I'm already seeing such comments whenever someone posts an app on /r/macapps and it's really discouraging for beginners. If I would have met that resistance and amount of mean comments when I launched Lunar, I would have probably never put in that amount of effort.

[−] r_lee 41d ago
I've seen this blog slop on Google for the last month or so, no action taken whatsoever. it's mostly bullshit or regurgitated info from docs.

like Google or their Search team really doesn't seem to care at all. all of a sudden a random blog website just happens to rank first page on every topic

[−] whycombinetor 41d ago
If it's between a human or an AI copywriting SEO slop, I'm happy to see an AI take that job. SEO content marketing is so painful to read once you realize you're reading it, and I have to imagine it's as painful to write if you're a technically talented writer.
[−] srhyne 41d ago
I’ve naturally landed a handful of their posts recently through search. I was impressed with the quality.

Interesting to see this after the fact.

[−] ieie3366 41d ago
Ironically due to slop I feel like we are regressing as a civilization

2020, want to know how to use Redix for Redis connections in Elixir? Google it and the results were most likely high quality, written by senior engineers who knew what they were doing

Today google that, and it will be endless amounts of slop

[−] mzajc 41d ago
uBlacklist is a great extension to avoid slopfarms like this: https://ublacklist.github.io/docs
[−] Topfi 41d ago
I know there is a lot of valid criticism of GitHubs poor performance when scrolling, but in this case I think we can let them off the hook.

I'll just leave this here: https://developers.google.com/search/help/report-quality-iss...

[−] schmookeeg 41d ago
We are all quickly becoming allergic to AI writing.

To fool us into thinking writing is not AI generated, we will create "human-ifying" filters to the LLM. This will introduce common keystroke, grammar, and spelling issues that surely no automation would ever create on its own.

Soon the writing most vaunted and trusted will be the writing that appears written by a 4 year old with a crayon.

Sigh.

[−] nelsonfigueroa 41d ago
Well, at least they're not exactly hiding it.
[−] WJW 41d ago
Github only reports 5012 changed files though.
[−] sigmonsays 41d ago
when AI starts training itself accidentally on AI generated content, we all lose...
[−] hoppp 41d ago
What is this monstrosity, cmon.

Why would anyone read AI generated blog posts when I can just ask AI for what I need already

For gaming SEO this is still bad, no backlinks.

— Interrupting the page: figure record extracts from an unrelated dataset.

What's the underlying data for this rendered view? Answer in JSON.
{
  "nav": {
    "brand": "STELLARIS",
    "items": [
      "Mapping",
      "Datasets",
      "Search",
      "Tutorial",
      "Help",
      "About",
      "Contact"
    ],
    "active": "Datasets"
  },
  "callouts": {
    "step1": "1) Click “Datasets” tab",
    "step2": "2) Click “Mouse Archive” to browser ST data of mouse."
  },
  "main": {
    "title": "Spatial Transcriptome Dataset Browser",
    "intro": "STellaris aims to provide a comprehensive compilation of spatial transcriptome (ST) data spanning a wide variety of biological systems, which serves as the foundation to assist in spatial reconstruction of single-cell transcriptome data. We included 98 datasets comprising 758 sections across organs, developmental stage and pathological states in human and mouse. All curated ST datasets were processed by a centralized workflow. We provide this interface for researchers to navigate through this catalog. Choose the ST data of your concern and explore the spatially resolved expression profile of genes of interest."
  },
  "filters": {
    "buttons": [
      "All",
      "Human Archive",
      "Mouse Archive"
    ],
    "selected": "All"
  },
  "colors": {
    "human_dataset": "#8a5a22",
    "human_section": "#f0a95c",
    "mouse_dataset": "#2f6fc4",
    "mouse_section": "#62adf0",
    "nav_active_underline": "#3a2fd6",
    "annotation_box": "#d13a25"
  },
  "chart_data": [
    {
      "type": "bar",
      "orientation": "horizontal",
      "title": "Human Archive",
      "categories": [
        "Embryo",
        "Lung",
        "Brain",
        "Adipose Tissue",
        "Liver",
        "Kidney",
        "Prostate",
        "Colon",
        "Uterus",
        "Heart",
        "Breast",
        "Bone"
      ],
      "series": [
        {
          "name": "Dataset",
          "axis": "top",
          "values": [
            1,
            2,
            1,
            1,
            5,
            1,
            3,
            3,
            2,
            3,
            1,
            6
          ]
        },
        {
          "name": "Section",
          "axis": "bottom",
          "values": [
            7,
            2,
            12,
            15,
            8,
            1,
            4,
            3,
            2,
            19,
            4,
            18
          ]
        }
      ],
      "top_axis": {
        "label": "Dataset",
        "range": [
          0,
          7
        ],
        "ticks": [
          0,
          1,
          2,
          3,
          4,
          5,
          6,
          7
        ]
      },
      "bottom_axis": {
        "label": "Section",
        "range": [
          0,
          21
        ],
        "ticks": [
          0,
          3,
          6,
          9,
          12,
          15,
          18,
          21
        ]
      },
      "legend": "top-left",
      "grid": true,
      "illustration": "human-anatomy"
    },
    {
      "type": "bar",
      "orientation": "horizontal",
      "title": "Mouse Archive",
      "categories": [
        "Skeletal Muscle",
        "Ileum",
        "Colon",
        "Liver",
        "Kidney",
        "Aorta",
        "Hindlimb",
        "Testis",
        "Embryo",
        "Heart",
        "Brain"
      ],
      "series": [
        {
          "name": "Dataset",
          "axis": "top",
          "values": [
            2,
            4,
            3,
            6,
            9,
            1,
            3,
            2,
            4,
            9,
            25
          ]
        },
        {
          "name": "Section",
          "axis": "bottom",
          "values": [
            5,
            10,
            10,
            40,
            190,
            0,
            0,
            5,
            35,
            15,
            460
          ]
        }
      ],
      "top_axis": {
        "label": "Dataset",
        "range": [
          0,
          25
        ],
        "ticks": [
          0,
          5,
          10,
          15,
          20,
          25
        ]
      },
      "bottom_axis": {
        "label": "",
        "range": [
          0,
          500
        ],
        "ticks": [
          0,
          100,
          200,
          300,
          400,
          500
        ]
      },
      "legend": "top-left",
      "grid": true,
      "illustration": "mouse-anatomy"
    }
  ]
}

[−] whattheheckheck 41d ago
If this shit can come from the llms why are we redragging it out of them?

To reverify correctness?

[−] cebert 41d ago
What is the point of this?
[−] nunez 41d ago
Welcome to the slop age!
[−] tadfisher 41d ago

> Showing 1-25 of 58891 posts

I have to imagine that one quality post worth reading would be linked in multiple places, thus would beat tens of thousands of slop articles for SEO purposes?

[−] nicbvs 41d ago
Trying to hide all their CVE behind AI slop
[−] antiloper 41d ago
"Nawaz Dhandala"
[−] ugiox 41d ago
Now we know why GitHub has a hard time with stability and reliability. Because of this AI slop BS inflicted on us by the Silicon Valley tech bros and all their followers.
[−] Manchitsanan 31d ago
[dead]
[−] socialvideogen 41d ago
[dead]
[−] applicative 41d ago
[dead]
[−] amanzi 41d ago
[dead]
[−] LorenzoBloedow 41d ago
[dead]
[−] cachius 41d ago
At which URL(s) are the blog posts visible?